BTW, perhaps the color of leverage or persuasion is what OP is detecting when they are exploring whether “believe in” has anything to do with “being relied upon for prediction.”

PS: “Epistemology” has a different etymology than pistis. Greek epistasthai "know how to do, understand," literally "overstand," from epi "over, near" (see epi-) + histasthai "to stand," from PIE root *sta- "to stand, make or be firm."

PPS: A hostage taker’s blocked and frozen humanity can be instantly thawed by a negotiator empathizing and sincerely saying, “I BELIEVE you.” This is evidence of the hostage taker responding to someone holding them dear, not to the negotiator using leverage.

PPPS: Some people Believe in God/ ie Love God, and some even have faith in God, even though they don’t have proof and may even doubt God exists. Again, they are attracted by God, even though they aren’t persuaded he exists.

"To believe" in German is glauben, also from Proto-Germanic. Was this meaning also colored by Greek?

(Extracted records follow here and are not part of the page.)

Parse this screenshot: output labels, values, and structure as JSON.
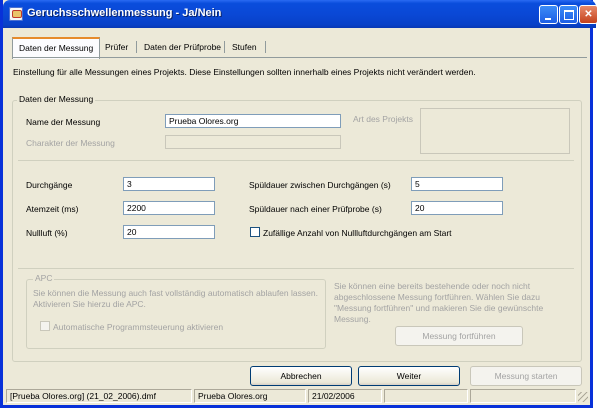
{
  "window": {
    "title": "Geruchsschwellenmessung - Ja/Nein",
    "icon": "app-icon"
  },
  "tabs": [
    {
      "label": "Daten der Messung",
      "active": true
    },
    {
      "label": "Prüfer",
      "active": false
    },
    {
      "label": "Daten der Prüfprobe",
      "active": false
    },
    {
      "label": "Stufen",
      "active": false
    }
  ],
  "intro": "Einstellung für alle Messungen eines Projekts. Diese Einstellungen sollten innerhalb eines Projekts nicht verändert werden.",
  "group_messung": {
    "title": "Daten der Messung",
    "name_label": "Name der Messung",
    "name_value": "Prueba Olores.org",
    "charakter_label": "Charakter der Messung",
    "charakter_value": "",
    "art_label": "Art des Projekts"
  },
  "fields": {
    "durchgaenge_label": "Durchgänge",
    "durchgaenge_value": "3",
    "atemzeit_label": "Atemzeit (ms)",
    "atemzeit_value": "2200",
    "nullluft_label": "Nullluft (%)",
    "nullluft_value": "20",
    "spuel_zwischen_label": "Spüldauer zwischen Durchgängen (s)",
    "spuel_zwischen_value": "5",
    "spuel_nach_label": "Spüldauer nach einer Prüfprobe (s)",
    "spuel_nach_value": "20",
    "zufall_label": "Zufällige Anzahl von Nullluftdurchgängen am Start",
    "zufall_checked": false
  },
  "apc": {
    "title": "APC",
    "text": "Sie können die Messung auch fast vollständig automatisch ablaufen lassen. Aktivieren Sie hierzu die APC.",
    "checkbox_label": "Automatische Programmsteuerung aktivieren",
    "checkbox_checked": false
  },
  "fortsetzen": {
    "text": "Sie können eine bereits bestehende oder noch nicht abgeschlossene Messung fortführen. Wählen Sie dazu \"Messung fortführen\" und makieren Sie die gewünschte Messung.",
    "button": "Messung fortführen"
  },
  "buttons": {
    "cancel": "Abbrechen",
    "next": "Weiter",
    "start": "Messung starten"
  },
  "status": {
    "file": "[Prueba Olores.org] (21_02_2006).dmf",
    "project": "Prueba Olores.org",
    "date": "21/02/2006",
    "empty1": "",
    "empty2": ""
  }
}
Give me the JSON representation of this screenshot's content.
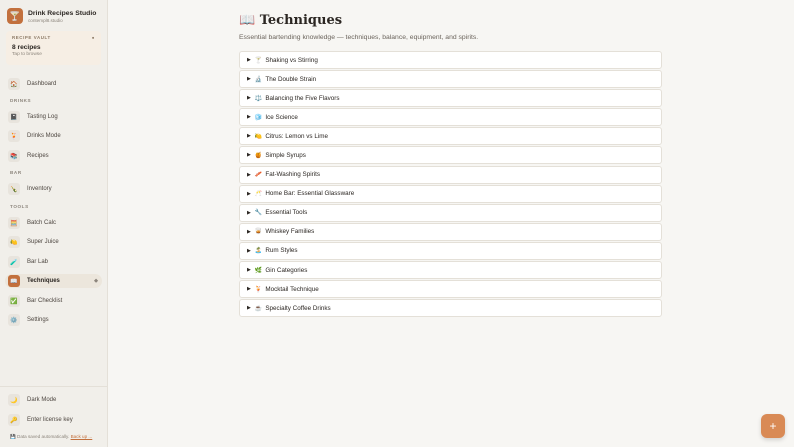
{
  "brand": {
    "icon": "cocktail-glass-icon",
    "glyph": "🍸",
    "title": "Drink Recipes Studio",
    "subtitle": "contempl8.studio"
  },
  "vault": {
    "label": "RECIPE VAULT",
    "count": "8 recipes",
    "subtitle": "Tap to browse"
  },
  "nav": {
    "dashboard": {
      "label": "Dashboard",
      "icon": "home-icon",
      "glyph": "🏠"
    },
    "section_drinks": "DRINKS",
    "tasting_log": {
      "label": "Tasting Log",
      "icon": "notebook-icon",
      "glyph": "📓"
    },
    "drinks_mode": {
      "label": "Drinks Mode",
      "icon": "cocktail-icon",
      "glyph": "🍹"
    },
    "recipes": {
      "label": "Recipes",
      "icon": "books-icon",
      "glyph": "📚"
    },
    "section_bar": "BAR",
    "inventory": {
      "label": "Inventory",
      "icon": "bottle-icon",
      "glyph": "🍾"
    },
    "section_tools": "TOOLS",
    "batch_calc": {
      "label": "Batch Calc",
      "icon": "calculator-icon",
      "glyph": "🧮"
    },
    "super_juice": {
      "label": "Super Juice",
      "icon": "lemon-icon",
      "glyph": "🍋"
    },
    "bar_lab": {
      "label": "Bar Lab",
      "icon": "test-tube-icon",
      "glyph": "🧪"
    },
    "techniques": {
      "label": "Techniques",
      "icon": "book-icon",
      "glyph": "📖",
      "marker": "◆"
    },
    "bar_checklist": {
      "label": "Bar Checklist",
      "icon": "checkbox-icon",
      "glyph": "✅"
    },
    "settings": {
      "label": "Settings",
      "icon": "gear-icon",
      "glyph": "⚙️"
    }
  },
  "footer": {
    "dark_mode": {
      "label": "Dark Mode",
      "icon": "moon-icon",
      "glyph": "🌙"
    },
    "license": {
      "label": "Enter license key",
      "icon": "key-icon",
      "glyph": "🔑"
    },
    "autosave_icon": "save-icon",
    "autosave_glyph": "💾",
    "autosave_text": "Data saved automatically.",
    "backup_link": "Back up ..."
  },
  "page": {
    "title_icon": "open-book-icon",
    "title_glyph": "📖",
    "title": "Techniques",
    "subtitle": "Essential bartending knowledge — techniques, balance, equipment, and spirits."
  },
  "techniques": [
    {
      "glyph": "🍸",
      "icon": "cocktail-glass-icon",
      "label": "Shaking vs Stirring"
    },
    {
      "glyph": "🔬",
      "icon": "microscope-icon",
      "label": "The Double Strain"
    },
    {
      "glyph": "⚖️",
      "icon": "scales-icon",
      "label": "Balancing the Five Flavors"
    },
    {
      "glyph": "🧊",
      "icon": "ice-cube-icon",
      "label": "Ice Science"
    },
    {
      "glyph": "🍋",
      "icon": "lemon-icon",
      "label": "Citrus: Lemon vs Lime"
    },
    {
      "glyph": "🍯",
      "icon": "honey-pot-icon",
      "label": "Simple Syrups"
    },
    {
      "glyph": "🥓",
      "icon": "bacon-icon",
      "label": "Fat-Washing Spirits"
    },
    {
      "glyph": "🥂",
      "icon": "champagne-glasses-icon",
      "label": "Home Bar: Essential Glassware"
    },
    {
      "glyph": "🔧",
      "icon": "wrench-icon",
      "label": "Essential Tools"
    },
    {
      "glyph": "🥃",
      "icon": "tumbler-glass-icon",
      "label": "Whiskey Families"
    },
    {
      "glyph": "🏝️",
      "icon": "island-icon",
      "label": "Rum Styles"
    },
    {
      "glyph": "🌿",
      "icon": "herb-icon",
      "label": "Gin Categories"
    },
    {
      "glyph": "🍹",
      "icon": "tropical-drink-icon",
      "label": "Mocktail Technique"
    },
    {
      "glyph": "☕",
      "icon": "coffee-icon",
      "label": "Specialty Coffee Drinks"
    }
  ],
  "fab": {
    "icon": "plus-icon",
    "glyph": "+"
  },
  "colors": {
    "accent": "#c2703d",
    "fab": "#d98a55",
    "sidebar_bg": "#f1efea",
    "main_bg": "#f7f6f3"
  }
}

I am not familiar with the course of the many adjacent rivulets of meanings of “glauben” in German since Proto-Germanic, but it would not surprise me if the influence of translating “episteuo“ into ”glauben” had a similar effect on those rivulets of meaning as they have had in English.

By the way, German scholarship in Koine Greek was rudimentary in the early 1520s when Luther and his team were translating the Bible into a compromise dialect of German (indeed, Luther’s Bible had the effect of greatly influencing and standardizing what became modern German).

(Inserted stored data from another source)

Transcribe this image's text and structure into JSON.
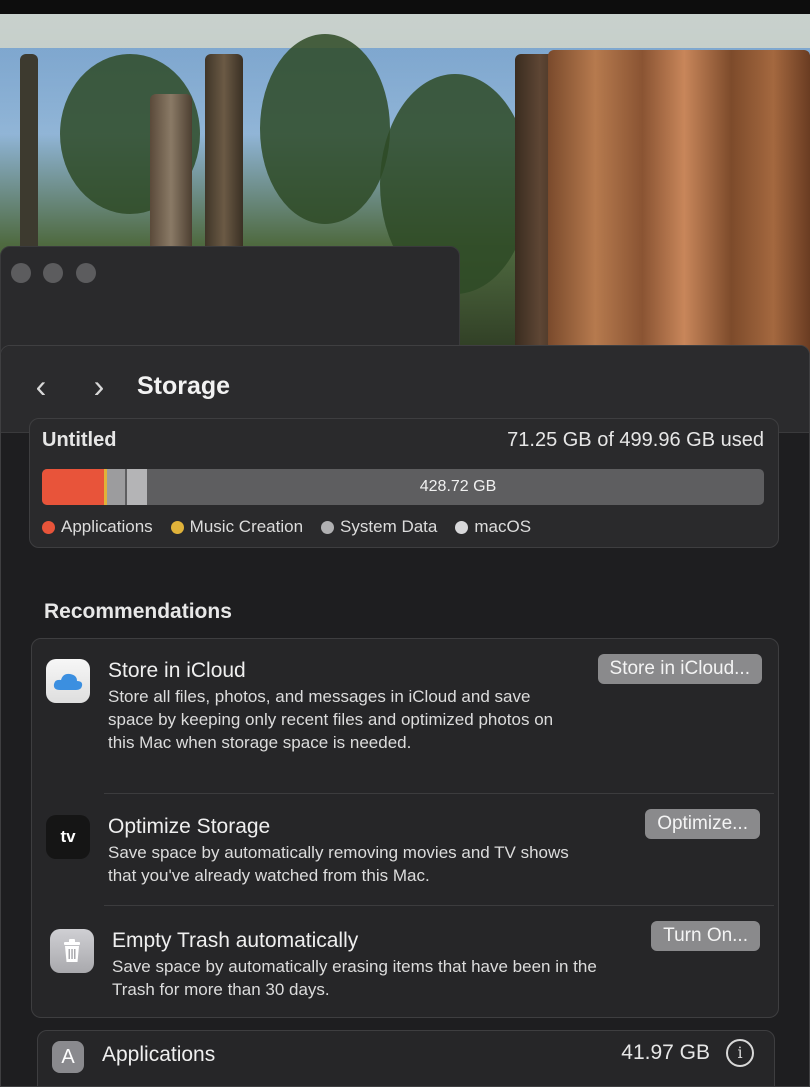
{
  "toolbar": {
    "back_glyph": "‹",
    "forward_glyph": "›",
    "title": "Storage"
  },
  "disk": {
    "name": "Untitled",
    "used_text": "71.25 GB of 499.96 GB used",
    "free_label": "428.72 GB",
    "legend": [
      {
        "label": "Applications",
        "color": "#e8543a"
      },
      {
        "label": "Music Creation",
        "color": "#e0b23a"
      },
      {
        "label": "System Data",
        "color": "#b0b0b2"
      },
      {
        "label": "macOS",
        "color": "#d8d8da"
      }
    ]
  },
  "recommendations": {
    "heading": "Recommendations",
    "items": [
      {
        "icon": "icloud-icon",
        "title": "Store in iCloud",
        "description": "Store all files, photos, and messages in iCloud and save space by keeping only recent files and optimized photos on this Mac when storage space is needed.",
        "button": "Store in iCloud..."
      },
      {
        "icon": "apple-tv-icon",
        "icon_text": "tv",
        "title": "Optimize Storage",
        "description": "Save space by automatically removing movies and TV shows that you've already watched from this Mac.",
        "button": "Optimize..."
      },
      {
        "icon": "trash-icon",
        "title": "Empty Trash automatically",
        "description": "Save space by automatically erasing items that have been in the Trash for more than 30 days.",
        "button": "Turn On..."
      }
    ]
  },
  "categories": [
    {
      "icon": "app-store-icon",
      "label": "Applications",
      "size": "41.97 GB"
    }
  ]
}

The last PPPS reminds me of the joke:

In 1905, in Listowel, a folklorist asked an elderly lady if she believed in “the Good People” (fairies & leprechauns).

“Well, no I don’t. But it doesn’t seem to matter, they’re there just the same.”

This is a joke, but it shows that although the lady doesn’t believe or love the idea of the Good People existing, yet still she is persuaded they do.

The point about task completion times feels especially insightful. I think I'll need to go back to it a few times to process it.

I've come to define a belief as a self-reinforcing opinion. That leaves open how it is reinforced, e.g. by testing against reality in the case of a prediction, or by confirmation bias in the case of a delusion.

I don't know that an opinion that conforms to reality is self-reinforcing. It is reinforced by reality. The presence of a building on a map is reinforced by the continued existence of the building in real life.